Medea, written by Euripides, is the last major Greek Tragedy that represents the power man has over his life but turns for the worse due to failed initiation. Jason, the husband of Medea, determines his fate and downfall specifically because of his faults. Jason s greediness leads to his power hungry mind where he wants too much prestige and domination, as he is the heir to King Creon, and future king of Greece. Once again, flaws become a major destructive source for the protagonist as Jason leaves his wife for King Creon of Cornith’s daughter, disregarding all that Medea has done for him. As a result, Medea horrendously murders their two sons for she does not want them to be in the environment of such inhumane actions, and later, murders Jason s new wife. As a result, Jason is left all alone simply because of failed initiation of his ego and pride, as well as, over excessive arrogance and overly self-confident nature. Here too, Jason s untimely fate kicks in all because of his failed initiation.

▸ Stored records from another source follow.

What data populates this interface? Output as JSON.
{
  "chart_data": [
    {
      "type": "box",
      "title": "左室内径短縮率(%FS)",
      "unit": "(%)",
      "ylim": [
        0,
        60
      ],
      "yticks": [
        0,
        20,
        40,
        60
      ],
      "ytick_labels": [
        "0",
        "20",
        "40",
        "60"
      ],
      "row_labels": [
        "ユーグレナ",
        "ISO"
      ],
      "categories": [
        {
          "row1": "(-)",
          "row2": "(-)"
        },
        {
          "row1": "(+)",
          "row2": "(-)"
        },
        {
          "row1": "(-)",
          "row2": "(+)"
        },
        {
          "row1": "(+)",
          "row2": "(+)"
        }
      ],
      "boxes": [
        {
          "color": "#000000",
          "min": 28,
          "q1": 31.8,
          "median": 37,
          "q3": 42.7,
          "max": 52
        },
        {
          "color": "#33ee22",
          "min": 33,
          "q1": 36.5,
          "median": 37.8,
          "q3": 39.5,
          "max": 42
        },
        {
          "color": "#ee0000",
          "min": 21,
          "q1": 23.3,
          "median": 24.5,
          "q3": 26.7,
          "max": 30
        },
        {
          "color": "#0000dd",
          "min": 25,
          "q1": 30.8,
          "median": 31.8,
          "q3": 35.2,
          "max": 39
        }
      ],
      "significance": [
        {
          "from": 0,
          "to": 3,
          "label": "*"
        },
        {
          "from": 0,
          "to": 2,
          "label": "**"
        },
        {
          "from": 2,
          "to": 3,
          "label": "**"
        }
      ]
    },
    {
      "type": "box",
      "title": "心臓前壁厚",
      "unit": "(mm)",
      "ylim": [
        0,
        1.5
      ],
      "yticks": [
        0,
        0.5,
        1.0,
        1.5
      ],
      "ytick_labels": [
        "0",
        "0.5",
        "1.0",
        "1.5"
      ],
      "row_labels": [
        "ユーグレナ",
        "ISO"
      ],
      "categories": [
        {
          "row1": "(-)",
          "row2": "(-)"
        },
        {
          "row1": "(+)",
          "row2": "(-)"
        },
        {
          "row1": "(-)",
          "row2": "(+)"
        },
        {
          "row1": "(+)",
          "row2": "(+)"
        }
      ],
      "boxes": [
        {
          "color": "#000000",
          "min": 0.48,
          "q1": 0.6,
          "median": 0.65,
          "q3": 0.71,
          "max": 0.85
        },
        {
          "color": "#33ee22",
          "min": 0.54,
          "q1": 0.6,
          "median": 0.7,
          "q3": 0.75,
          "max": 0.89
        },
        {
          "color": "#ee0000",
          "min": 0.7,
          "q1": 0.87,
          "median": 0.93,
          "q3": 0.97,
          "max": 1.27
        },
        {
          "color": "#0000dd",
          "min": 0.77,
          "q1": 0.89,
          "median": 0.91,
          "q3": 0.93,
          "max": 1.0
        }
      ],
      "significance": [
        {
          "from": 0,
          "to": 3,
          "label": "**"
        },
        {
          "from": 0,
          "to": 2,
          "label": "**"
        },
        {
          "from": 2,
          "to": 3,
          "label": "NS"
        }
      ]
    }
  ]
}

In conclusion, throughout the history of human thought, man has struggled with the question of whether man is a meaningless pawn on a chessboard controlled by universal forces, or does he have power over his own fate based on his successful initiation of the self? Both, Plato and Aristotle, acknowledged the existence in the universe of certain laws of the gods that must be obeyed, yet they were not willing to give all of the power of one’s fate to these universal forces. They strongly believed man has to have free will since, otherwise, man would be left with no responsibility of his own actions to enjoy successful liberation or even downfalls. The followers of Plato and Aristotle inevitably included the philosophers’ ideas in their writings. First, in Oedipus the King, Oedipus fails initiatory progress by being irrational, arrogant, and, above all, impetuous thus causing his predicted fate to take control. Second, in Antigone, Creon s hubris and ego causes him to experience negative initiation and, as a result, once again, his fate overpowers him. Last, in Medea, Jason s greediness leads to his own unfortunate and fateful demise because of his failed initiation. In sum, the infamous Greek tragedies of Oedipus, in Oedipus the King, Creon, in Antigone, and Jason, in Medea, demonstrate how fate is a product of character flaws that deprive successful liberation, transformation and initiation of the self. Otherwise, man is in fact free to cut his own destiny.